By Shaun Rundle, Government Affairs and Public Safety Specialist
As a follow up to the terrible terrorist attack in San Bernardino last December, and increased public interest in gun control measures, the Legislature over the last few weeks has taken up a series of firearms bills. These pieces of legislation were crafted by gutting previous bills under different topics, and rewriting them to further lawmaker interest in offering alternatives to the firearms and ammunitions ban proposed for November’s general election ballot.
Last Thursday, May 19th the State Senate took up debate on several gun control bills containing various firearms restrictions. With 11 bills in total, the legislation reached the Senate by lawmakers stripping previous bills that failed under controversial topics, or hijacked bills under authors who leave the Legislature, as was the case with Assembly member Henry Perea (D-Fresno) who left the Assembly to join a lobbying firm.
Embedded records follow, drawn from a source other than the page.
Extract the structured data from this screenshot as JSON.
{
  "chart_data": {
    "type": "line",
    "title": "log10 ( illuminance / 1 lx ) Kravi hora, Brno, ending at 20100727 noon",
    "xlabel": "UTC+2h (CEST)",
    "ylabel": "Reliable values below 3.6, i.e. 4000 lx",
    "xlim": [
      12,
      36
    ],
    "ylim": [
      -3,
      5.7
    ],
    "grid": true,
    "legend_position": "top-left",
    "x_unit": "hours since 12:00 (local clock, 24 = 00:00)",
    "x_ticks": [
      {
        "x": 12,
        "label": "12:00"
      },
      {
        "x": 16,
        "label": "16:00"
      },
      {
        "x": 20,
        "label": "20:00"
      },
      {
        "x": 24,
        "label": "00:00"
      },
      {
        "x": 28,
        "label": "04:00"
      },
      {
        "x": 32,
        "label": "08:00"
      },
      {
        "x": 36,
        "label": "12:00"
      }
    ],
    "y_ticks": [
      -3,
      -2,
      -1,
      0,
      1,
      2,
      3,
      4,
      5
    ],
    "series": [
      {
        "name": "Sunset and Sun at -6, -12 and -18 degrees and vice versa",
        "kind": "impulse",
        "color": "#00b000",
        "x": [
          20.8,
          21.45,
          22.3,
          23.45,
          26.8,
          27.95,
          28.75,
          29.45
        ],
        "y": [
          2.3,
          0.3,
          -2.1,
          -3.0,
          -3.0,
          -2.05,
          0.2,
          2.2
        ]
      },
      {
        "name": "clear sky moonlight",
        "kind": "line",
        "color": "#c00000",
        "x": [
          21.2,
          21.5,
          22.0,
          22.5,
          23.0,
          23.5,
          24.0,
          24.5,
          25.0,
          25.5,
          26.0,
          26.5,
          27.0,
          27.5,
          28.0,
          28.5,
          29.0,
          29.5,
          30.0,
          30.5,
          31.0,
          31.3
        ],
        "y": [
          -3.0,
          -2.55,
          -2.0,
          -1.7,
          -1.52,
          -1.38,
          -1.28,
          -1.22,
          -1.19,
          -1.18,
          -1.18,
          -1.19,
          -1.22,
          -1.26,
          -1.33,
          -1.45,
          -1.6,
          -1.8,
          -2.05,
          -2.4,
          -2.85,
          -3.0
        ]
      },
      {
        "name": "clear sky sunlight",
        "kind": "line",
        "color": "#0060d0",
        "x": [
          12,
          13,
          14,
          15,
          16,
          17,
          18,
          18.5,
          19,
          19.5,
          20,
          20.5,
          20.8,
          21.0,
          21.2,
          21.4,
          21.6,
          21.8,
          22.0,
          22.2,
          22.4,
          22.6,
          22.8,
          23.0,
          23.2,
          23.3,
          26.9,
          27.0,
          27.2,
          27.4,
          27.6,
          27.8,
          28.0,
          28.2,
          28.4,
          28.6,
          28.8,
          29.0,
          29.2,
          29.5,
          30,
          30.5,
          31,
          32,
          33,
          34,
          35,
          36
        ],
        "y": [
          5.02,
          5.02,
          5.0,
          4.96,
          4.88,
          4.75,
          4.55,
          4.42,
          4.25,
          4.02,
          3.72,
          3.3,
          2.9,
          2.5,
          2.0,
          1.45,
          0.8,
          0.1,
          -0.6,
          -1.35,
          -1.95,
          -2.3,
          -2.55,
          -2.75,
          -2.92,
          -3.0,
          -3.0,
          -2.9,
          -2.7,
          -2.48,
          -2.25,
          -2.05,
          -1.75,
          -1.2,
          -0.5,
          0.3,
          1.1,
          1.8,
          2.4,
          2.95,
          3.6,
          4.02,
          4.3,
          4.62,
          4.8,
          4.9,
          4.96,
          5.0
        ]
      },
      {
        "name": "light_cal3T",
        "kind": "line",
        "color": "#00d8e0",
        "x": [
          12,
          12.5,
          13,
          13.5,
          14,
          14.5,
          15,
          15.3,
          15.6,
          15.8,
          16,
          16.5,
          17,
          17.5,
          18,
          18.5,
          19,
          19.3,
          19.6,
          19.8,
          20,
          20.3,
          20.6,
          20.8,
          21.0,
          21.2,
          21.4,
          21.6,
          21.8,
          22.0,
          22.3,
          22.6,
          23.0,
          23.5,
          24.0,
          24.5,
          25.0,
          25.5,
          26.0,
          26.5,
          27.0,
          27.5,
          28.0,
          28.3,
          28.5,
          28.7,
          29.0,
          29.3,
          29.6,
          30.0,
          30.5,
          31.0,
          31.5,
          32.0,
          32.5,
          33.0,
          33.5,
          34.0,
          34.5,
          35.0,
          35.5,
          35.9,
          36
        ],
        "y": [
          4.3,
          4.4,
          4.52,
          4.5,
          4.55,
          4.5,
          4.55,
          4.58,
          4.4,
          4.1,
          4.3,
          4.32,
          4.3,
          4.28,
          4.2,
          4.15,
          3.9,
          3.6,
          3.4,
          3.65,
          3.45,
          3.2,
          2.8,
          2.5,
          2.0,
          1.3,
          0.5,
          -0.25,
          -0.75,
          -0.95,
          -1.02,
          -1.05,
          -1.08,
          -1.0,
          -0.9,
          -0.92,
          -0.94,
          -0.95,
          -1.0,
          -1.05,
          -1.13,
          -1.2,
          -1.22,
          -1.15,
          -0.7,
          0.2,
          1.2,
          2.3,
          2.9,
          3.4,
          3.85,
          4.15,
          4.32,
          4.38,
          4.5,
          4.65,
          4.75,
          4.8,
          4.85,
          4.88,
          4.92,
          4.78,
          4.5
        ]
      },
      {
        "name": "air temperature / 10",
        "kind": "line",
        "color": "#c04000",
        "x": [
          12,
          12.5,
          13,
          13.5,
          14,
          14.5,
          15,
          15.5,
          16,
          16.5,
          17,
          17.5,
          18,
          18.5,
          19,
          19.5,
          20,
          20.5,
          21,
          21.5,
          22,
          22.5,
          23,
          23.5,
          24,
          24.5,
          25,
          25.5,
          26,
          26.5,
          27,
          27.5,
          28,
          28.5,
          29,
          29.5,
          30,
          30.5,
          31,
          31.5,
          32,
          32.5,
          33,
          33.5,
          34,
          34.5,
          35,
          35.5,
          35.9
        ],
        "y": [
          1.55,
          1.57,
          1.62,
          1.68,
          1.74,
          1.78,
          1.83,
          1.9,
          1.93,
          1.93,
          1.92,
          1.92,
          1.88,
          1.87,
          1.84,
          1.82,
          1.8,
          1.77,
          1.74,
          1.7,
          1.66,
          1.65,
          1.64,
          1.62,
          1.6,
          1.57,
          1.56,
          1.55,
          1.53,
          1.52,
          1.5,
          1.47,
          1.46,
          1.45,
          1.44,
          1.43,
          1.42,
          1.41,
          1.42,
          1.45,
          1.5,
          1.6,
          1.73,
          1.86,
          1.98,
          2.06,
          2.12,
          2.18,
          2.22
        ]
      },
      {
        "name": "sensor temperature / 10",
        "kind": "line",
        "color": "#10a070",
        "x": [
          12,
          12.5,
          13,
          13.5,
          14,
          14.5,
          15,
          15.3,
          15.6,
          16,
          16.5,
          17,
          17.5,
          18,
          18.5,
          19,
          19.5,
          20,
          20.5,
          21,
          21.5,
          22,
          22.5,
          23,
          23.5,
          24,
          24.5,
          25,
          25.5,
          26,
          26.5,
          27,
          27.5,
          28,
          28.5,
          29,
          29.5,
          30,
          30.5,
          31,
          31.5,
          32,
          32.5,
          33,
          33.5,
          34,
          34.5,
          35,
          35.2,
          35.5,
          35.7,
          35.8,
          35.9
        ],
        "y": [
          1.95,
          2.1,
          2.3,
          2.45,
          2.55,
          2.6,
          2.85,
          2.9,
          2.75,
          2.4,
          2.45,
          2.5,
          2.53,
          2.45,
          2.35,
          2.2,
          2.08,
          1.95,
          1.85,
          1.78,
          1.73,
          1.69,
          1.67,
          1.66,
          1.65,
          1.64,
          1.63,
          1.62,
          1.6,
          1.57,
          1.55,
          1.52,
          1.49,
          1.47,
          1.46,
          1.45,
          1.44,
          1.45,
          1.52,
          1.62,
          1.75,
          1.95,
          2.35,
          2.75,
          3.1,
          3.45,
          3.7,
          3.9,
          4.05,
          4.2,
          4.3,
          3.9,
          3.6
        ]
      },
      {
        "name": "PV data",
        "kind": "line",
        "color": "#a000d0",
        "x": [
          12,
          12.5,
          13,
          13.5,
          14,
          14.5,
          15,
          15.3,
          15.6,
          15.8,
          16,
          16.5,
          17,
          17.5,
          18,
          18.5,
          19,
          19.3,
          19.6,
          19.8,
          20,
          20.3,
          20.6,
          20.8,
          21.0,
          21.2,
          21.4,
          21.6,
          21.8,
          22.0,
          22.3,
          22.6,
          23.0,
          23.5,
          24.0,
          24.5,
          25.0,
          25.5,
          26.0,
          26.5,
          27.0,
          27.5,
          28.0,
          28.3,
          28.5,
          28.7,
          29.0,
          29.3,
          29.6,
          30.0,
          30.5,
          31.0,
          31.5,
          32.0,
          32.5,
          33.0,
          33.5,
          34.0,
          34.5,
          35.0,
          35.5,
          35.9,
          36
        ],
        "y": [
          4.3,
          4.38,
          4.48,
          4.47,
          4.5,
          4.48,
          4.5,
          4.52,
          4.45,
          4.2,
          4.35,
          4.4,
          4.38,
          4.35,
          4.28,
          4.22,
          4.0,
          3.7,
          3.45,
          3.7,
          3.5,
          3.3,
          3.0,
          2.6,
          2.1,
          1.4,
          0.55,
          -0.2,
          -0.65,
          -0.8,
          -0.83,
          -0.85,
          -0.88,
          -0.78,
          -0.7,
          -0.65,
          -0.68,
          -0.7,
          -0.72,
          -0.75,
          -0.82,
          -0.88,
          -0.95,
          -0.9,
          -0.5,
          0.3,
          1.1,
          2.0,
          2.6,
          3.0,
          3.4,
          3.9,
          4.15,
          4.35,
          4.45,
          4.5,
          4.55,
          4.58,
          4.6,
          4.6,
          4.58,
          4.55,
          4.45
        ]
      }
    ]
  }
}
The bills the Senate approved last week are:
SB 1235 (De Leon-D) and AB 156 (McCarty-D)
Provides that the term "vendor" for purposes of ammunition sales means "ammunition vendor," and, commencing on January 1, 2018, only a licensed ammunition vendor may sell ammunition. Defines "ammunition" as one or more loaded cartridges consisting of a primer case, propellant, and with one or more projectiles. "Ammunition" does not include blanks.
SB 880 (Hall-D) and AB 1135 (Levine-D)
Would revise the definition of "assault weapon" to mean a semiautomatic centerfire rifle, or a semiautomatic pistol that does not have a fixed magazine but has any one of those specified attributes. The bill would also define "fixed magazine" to mean an ammunition feeding device contained in, or permanently attached to, a firearm in such a manner that the device cannot be removed without disassembly of the firearm action.
AB 1511 (Santiago-D)
Limits the infrequent loan provisions to a loan to "a spouse, registered domestic partner, or any of the following relations, whether by consanguinity, adoption, or step relation: (1) Parent. (2) Child. (3) Sibling. (4) Grandparent. (5) Grandchild." States that if the firearm being loaned is a handgun, the
handgun must be registered to the person making the loan.
AB 1176 (Cooper-D)
Reinstates grand theft in all cases of firearm theft, reversing Prop 47 provisions that made the theft of property that does not exceed $950 in value petty theft.
SB 1446 (Hancock-D)
Provides that, except as specified, commencing July 1, 2017, any person in this state who possesses any large-capacity magazine, regardless of the date the magazine was acquired, is guilty of an infraction punishable by a fine not to exceed $100 upon the first offense, by a fine not to exceed $500 upon the third or subsequent offense.
SB 894 (Jackson-D)
Would require every person, with exceptions, to report the theft or loss of a firearm he or she owns or possesses to a local law enforcement agency in the jurisdiction in which the theft or loss occurred within 5 days of the time he or she knew or reasonably should have known that the firearm had been stolen or lost, and requires every person who has reported a firearm lost or stolen to notify the local law enforcement agency within 48 hours if the firearm is subsequently recovered. Violation would be an infraction.
SB 1407 and AB 857
Requires a person, commencing July 1, 2018, to apply to and obtain from the Department of Justice (DOJ) a unique serial number or other mark of identification prior to manufacturing or assembling a firearm.
Having passed the Senate, these bills will now be heard in the Assembly, where they may face tougher debate and approval.